Schmerzgrenze senken
Jeder Mensch besitzt eine Schmerzgrenze wenn es um die Bereitschaft zum Konsum geht. Für Marketer gilt es daher, den Preis geringer aussehen zu lassen als er tatsächlich ist.
Daher kommuniziert er lieber, dass ein Zeitschriften-Abonnement 3,99 € im Monat kostet und nicht 47,88 € im Jahr. Abgeschlossen wird das Abo dennoch für zwölf Monate und tatsächlich fließt auch das komplette Geld an den Verlag. Nur die Wirkung beim Käufer ist eine andere. Er sieht zunächst nur die nackten Zahlen: 4 € vs. 47 € und entscheidet sich für die erste Variante. Sie zum Beispiel hier.
Ein guter Marketer versucht auch, die Schmerzgrenze bei der Entscheidungsfindung zu senken. Daher schnürt er gerne Pakete von häufig gekauften Produkten zusammen. Er vereinfacht somit den Kaufprozess. Der Kunde muss nur einmal entscheiden. Im Gegensatz dazu müsste er bei jedem Produkt immer wieder mit dem „inneren Schweinehund“ kämpfen.
Auch die Sprache ist entscheidend. Oft kann ein einziges Wort das Kaufverhalten signifikant verändern. Das weiß der Experte. Also nutzt er in seiner Kommunikation statt „Gebühr in Höhe von 5 €“ lieber „Geringe Gebühr in Höhe von 5 €“. Oft bewirkt ein einziges Wort eine deutliche Erhöhung des Absatzes.
Der Slogan zum Preis
Wenn Marketer eher ein konservatives Klientel ansprechen, dann heben sie den Nutzen des Produktes hervor. Neben dem Preisschild findet sich dann ein Satz wie: „Diese Salbe lindert ihre Schmerzen“.
Soll dagegen eher ein liberaleres Publikum angesprochen werden, so wählt er eher einen angenehmeren Text: „Diese Salbe hilft ihnen entspannen“.
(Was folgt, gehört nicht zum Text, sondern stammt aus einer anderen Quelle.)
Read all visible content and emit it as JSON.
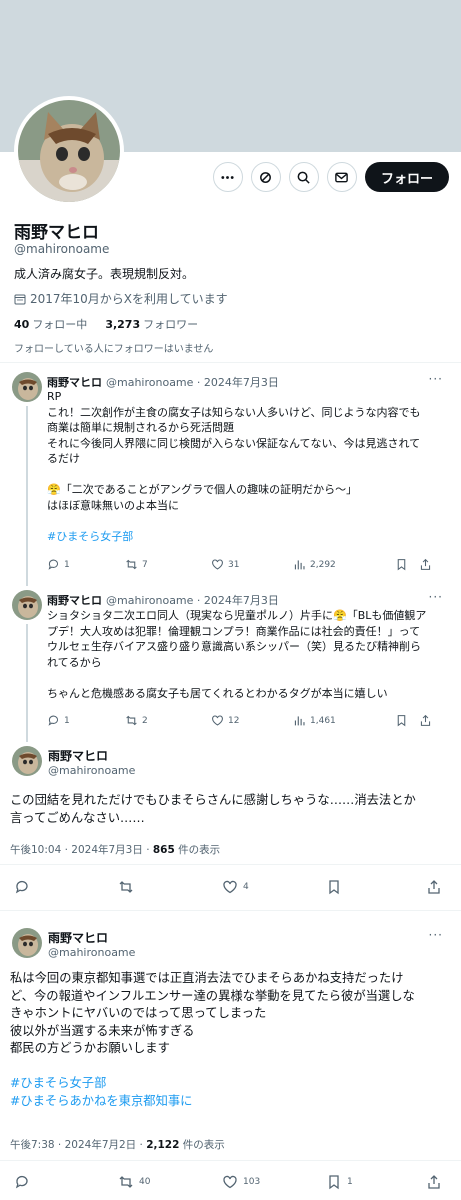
{
  "profile": {
    "name": "雨野マヒロ",
    "handle": "@mahironoame",
    "bio": "成人済み腐女子。表現規制反対。",
    "joined": "2017年10月からXを利用しています",
    "following_count": "40",
    "following_label": "フォロー中",
    "followers_count": "3,273",
    "followers_label": "フォロワー",
    "followers_note": "フォローしている人にフォロワーはいません",
    "follow_button": "フォロー"
  },
  "tweets": [
    {
      "name": "雨野マヒロ",
      "meta": "@mahironoame · 2024年7月3日",
      "lines": [
        "RP",
        "これ！二次創作が主食の腐女子は知らない人多いけど、同じような内容でも",
        "商業は簡単に規制されるから死活問題",
        "それに今後同人界隈に同じ検閲が入らない保証なんてない、今は見逃されて",
        "るだけ",
        "",
        "😤「二次であることがアングラで個人の趣味の証明だから～」",
        "はほぼ意味無いのよ本当に",
        "",
        "#ひまそら女子部"
      ],
      "replies": "1",
      "retweets": "7",
      "likes": "31",
      "views": "2,292"
    },
    {
      "name": "雨野マヒロ",
      "meta": "@mahironoame · 2024年7月3日",
      "lines": [
        "ショタショタ二次エロ同人（現実なら児童ポルノ）片手に😤「BLも価値観ア",
        "プデ！大人攻めは犯罪！倫理観コンプラ！商業作品には社会的責任！」って",
        "ウルセェ生存バイアス盛り盛り意識高い系シッパー（笑）見るたび精神削ら",
        "れてるから",
        "",
        "ちゃんと危機感ある腐女子も居てくれるとわかるタグが本当に嬉しい"
      ],
      "replies": "1",
      "retweets": "2",
      "likes": "12",
      "views": "1,461"
    }
  ],
  "main_tweet": {
    "name": "雨野マヒロ",
    "handle": "@mahironoame",
    "lines": [
      "この団結を見れただけでもひまそらさんに感謝しちゃうな……消去法とか",
      "言ってごめんなさい……"
    ],
    "time": "午後10:04 · 2024年7月3日 · ",
    "views_count": "865",
    "views_label": " 件の表示",
    "likes": "4"
  },
  "last_tweet": {
    "name": "雨野マヒロ",
    "handle": "@mahironoame",
    "lines": [
      "私は今回の東京都知事選では正直消去法でひまそらあかね支持だったけ",
      "ど、今の報道やインフルエンサー達の異様な挙動を見てたら彼が当選しな",
      "きゃホントにヤバいのではって思ってしまった",
      "彼以外が当選する未来が怖すぎる",
      "都民の方どうかお願いします",
      "",
      "#ひまそら女子部",
      "#ひまそらあかねを東京都知事に"
    ],
    "time": "午後7:38 · 2024年7月2日 · ",
    "views_count": "2,122",
    "views_label": " 件の表示",
    "retweets": "40",
    "likes": "103",
    "bookmarks": "1"
  },
  "colors": {
    "accent": "#1d9bf0",
    "text": "#0f1419",
    "muted": "#536471",
    "banner": "#cfd9de"
  }
}
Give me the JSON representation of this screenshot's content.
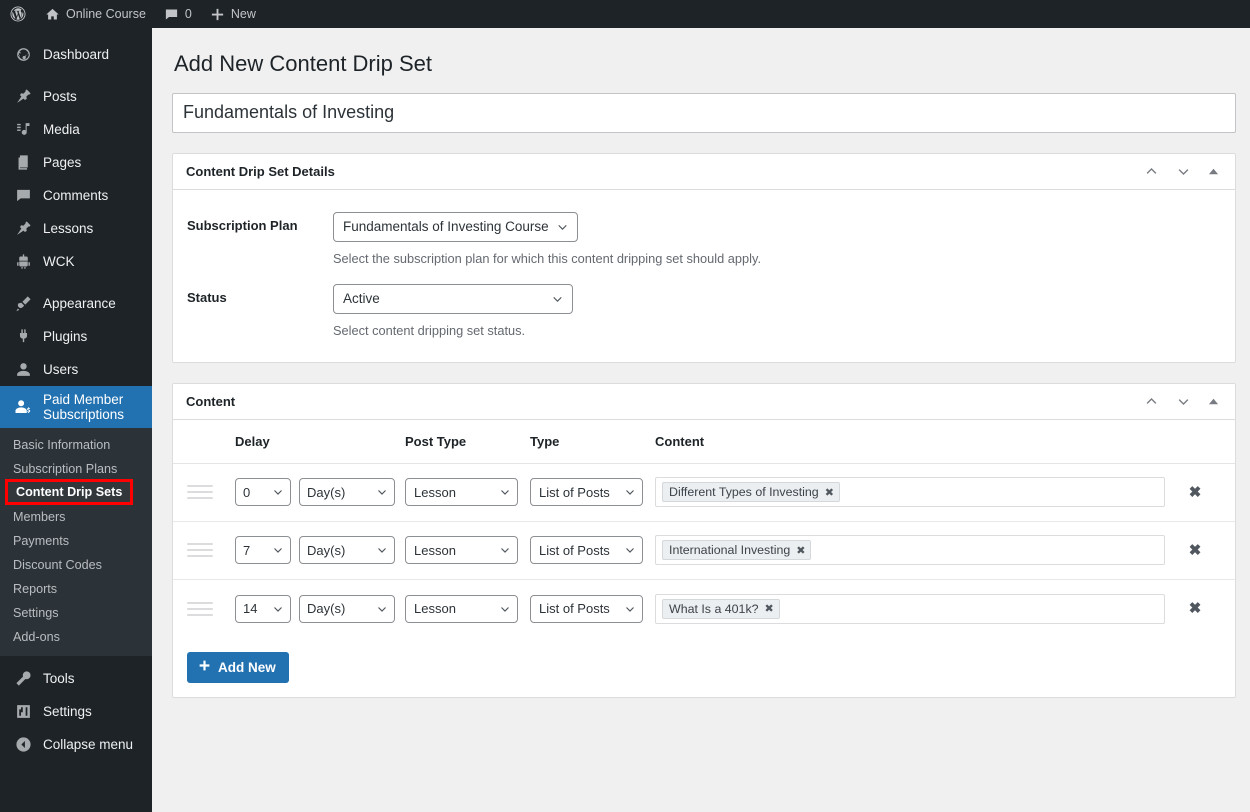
{
  "adminbar": {
    "logo_icon": "wordpress-logo-icon",
    "site_name": "Online Course",
    "home_icon": "home-icon",
    "comments_icon": "comment-bubble-icon",
    "comments_count": "0",
    "new_icon": "plus-icon",
    "new_label": "New"
  },
  "sidebar": {
    "items": [
      {
        "label": "Dashboard",
        "icon": "dashboard-icon",
        "gap_after": true
      },
      {
        "label": "Posts",
        "icon": "pin-icon",
        "gap_after": false
      },
      {
        "label": "Media",
        "icon": "media-icon",
        "gap_after": false
      },
      {
        "label": "Pages",
        "icon": "pages-icon",
        "gap_after": false
      },
      {
        "label": "Comments",
        "icon": "comment-bubble-icon",
        "gap_after": false
      },
      {
        "label": "Lessons",
        "icon": "pin-icon",
        "gap_after": false
      },
      {
        "label": "WCK",
        "icon": "wck-robot-icon",
        "gap_after": true
      },
      {
        "label": "Appearance",
        "icon": "paintbrush-icon",
        "gap_after": false
      },
      {
        "label": "Plugins",
        "icon": "plug-icon",
        "gap_after": false
      },
      {
        "label": "Users",
        "icon": "user-icon",
        "gap_after": false
      }
    ],
    "active_item": {
      "label": "Paid Member Subscriptions",
      "icon": "paid-member-icon"
    },
    "submenu": [
      {
        "label": "Basic Information",
        "highlighted": false
      },
      {
        "label": "Subscription Plans",
        "highlighted": false
      },
      {
        "label": "Content Drip Sets",
        "highlighted": true
      },
      {
        "label": "Members",
        "highlighted": false
      },
      {
        "label": "Payments",
        "highlighted": false
      },
      {
        "label": "Discount Codes",
        "highlighted": false
      },
      {
        "label": "Reports",
        "highlighted": false
      },
      {
        "label": "Settings",
        "highlighted": false
      },
      {
        "label": "Add-ons",
        "highlighted": false
      }
    ],
    "bottom_items": [
      {
        "label": "Tools",
        "icon": "wrench-icon"
      },
      {
        "label": "Settings",
        "icon": "settings-sliders-icon"
      },
      {
        "label": "Collapse menu",
        "icon": "collapse-arrow-icon"
      }
    ],
    "highlight_color": "#ff0000",
    "active_color": "#2271b1"
  },
  "page": {
    "title": "Add New Content Drip Set",
    "title_input_value": "Fundamentals of Investing",
    "title_input_placeholder": "Enter title here"
  },
  "details_panel": {
    "heading": "Content Drip Set Details",
    "collapse_up_icon": "chevron-up-icon",
    "collapse_down_icon": "chevron-down-icon",
    "toggle_icon": "triangle-up-icon",
    "fields": [
      {
        "label": "Subscription Plan",
        "value": "Fundamentals of Investing Course",
        "description": "Select the subscription plan for which this content dripping set should apply."
      },
      {
        "label": "Status",
        "value": "Active",
        "description": "Select content dripping set status."
      }
    ]
  },
  "content_panel": {
    "heading": "Content",
    "collapse_up_icon": "chevron-up-icon",
    "collapse_down_icon": "chevron-down-icon",
    "toggle_icon": "triangle-up-icon",
    "columns": [
      "Delay",
      "Post Type",
      "Type",
      "Content"
    ],
    "rows": [
      {
        "handle_icon": "drag-handle-icon",
        "delay": "0",
        "unit": "Day(s)",
        "post_type": "Lesson",
        "type": "List of Posts",
        "tag": "Different Types of Investing",
        "tag_remove_icon": "close-x-icon",
        "remove_icon": "close-x-icon"
      },
      {
        "handle_icon": "drag-handle-icon",
        "delay": "7",
        "unit": "Day(s)",
        "post_type": "Lesson",
        "type": "List of Posts",
        "tag": "International Investing",
        "tag_remove_icon": "close-x-icon",
        "remove_icon": "close-x-icon"
      },
      {
        "handle_icon": "drag-handle-icon",
        "delay": "14",
        "unit": "Day(s)",
        "post_type": "Lesson",
        "type": "List of Posts",
        "tag": "What Is a 401k?",
        "tag_remove_icon": "close-x-icon",
        "remove_icon": "close-x-icon"
      }
    ],
    "add_new_label": "Add New",
    "add_new_icon": "plus-icon"
  }
}
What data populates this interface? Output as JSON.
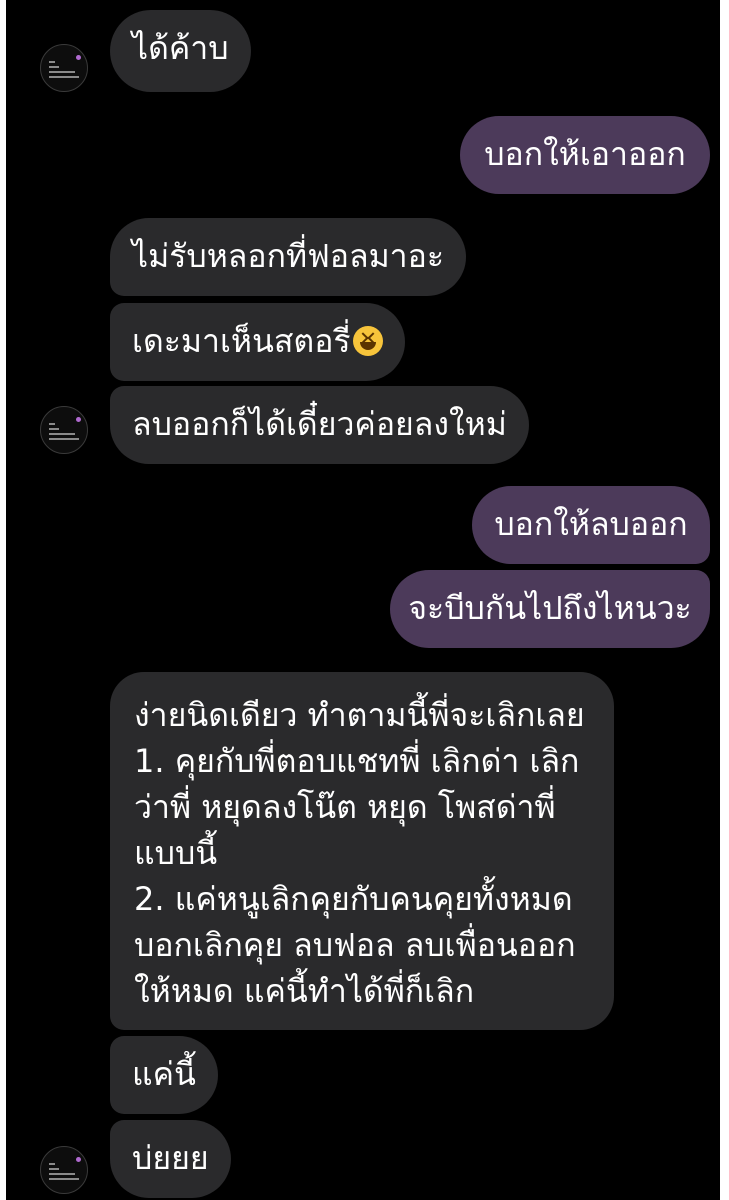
{
  "messages": [
    {
      "text": "ได้ค้าบ"
    },
    {
      "text": "บอกให้เอาออก"
    },
    {
      "text": "ไม่รับหลอกที่ฟอลมาอะ"
    },
    {
      "text": "เดะมาเห็นสตอรี่"
    },
    {
      "text": "ลบออกก็ได้เดี๋ยวค่อยลงใหม่"
    },
    {
      "text": "บอกให้ลบออก"
    },
    {
      "text": "จะบีบกันไปถึงไหนวะ"
    },
    {
      "lines": [
        "ง่ายนิดเดียว ทำตามนี้พี่จะเลิกเลย",
        "1. คุยกับพี่ตอบแชทพี่  เลิกด่า เลิก",
        "ว่าพี่ หยุดลงโน๊ต หยุด โพสด่าพี่",
        "แบบนี้",
        "2. แค่หนูเลิกคุยกับคนคุยทั้งหมด",
        "บอกเลิกคุย ลบฟอล ลบเพื่อนออก",
        "ให้หมด แค่นี้ทำได้พี่ก็เลิก"
      ]
    },
    {
      "text": "แค่นี้"
    },
    {
      "text": "บ่ยยย"
    }
  ],
  "emoji_icon": "grinning-squinting-face",
  "colors": {
    "background": "#000000",
    "received_bubble": "#2a2a2c",
    "sent_bubble": "#4c3a5a",
    "text": "#ffffff"
  }
}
Machen 20 Cent Versandkosten etwas aus?
Auf jeden Fall. Das zeigt eine Auswertung von Amazon in Frankreich. Dort wurde Testweise 20 Cent Versandkosten erhoben. Nun könnte man glauben, dass 20 Cent kein Grund für einen Kaufabbruch sind. So war es aber. Amazon hat im Vergleich zum Rest Europas deutlich höhere Kaufabbrüche verzeichnet. In anderen Ländern, wo der Versand kostenlos ist, erzielte das Online-Kaufhaus deutlich höhere Erträge. Marketer kennen die Macht des Wortes „kostenlos“. Daher nutzen sie ihn so oft es geht. Drängen das Managment dazu, keine Versandkosten zu erheben.
Die 9 muss stehen
Preisstrategen kennen die Wirkung der „9“ in Preisen. Sie muss am Ende eines jeden Preises stehen. Viele mögen es für einen Mythos halten, dass die „9“ etwas bewirkt. Aber es stimmt. In einer Studie des Journals „Quantitative Marketing & Economics“ wurde exakt dasselbe Kleid einmal für 35 und einmal für 39 Dollar angeboten. Kurioserweise wurde das Kleid für 39$ durchschnittlich um 24% häufiger gekauft.
Auch beim Preisnachlass nimmt man eher einen Preis mit einer „9“. Beim Hinweis „Jetzt 49$ statt 60$“ kauften die Kundinnen wieder häufiger als bei „Jetzt 45$ statt 60$“.
Fazit
Wer in Zukunft sein Kaufverhalten nicht von Marketern beeinflussen lassen möchte, der sollte, der sollte die obigen Beispiele verinnerlichen. Achten Sie bei ihrem nächsten Preisvergleich im Netz, ob sie zum Beispiel eher zu Preisen mit der „9“ tendieren. Schreiben sie sich bei Abo-Preisen den tatsächlichen Endpreis auf ein separates Stück Papier und achten auf das Wording und die Gestaltung des Preises. Denn auch Designer wissen teure Produkte durch ein schlichtes, ja gar billiges Preisdesign an den Kunden zu bringen.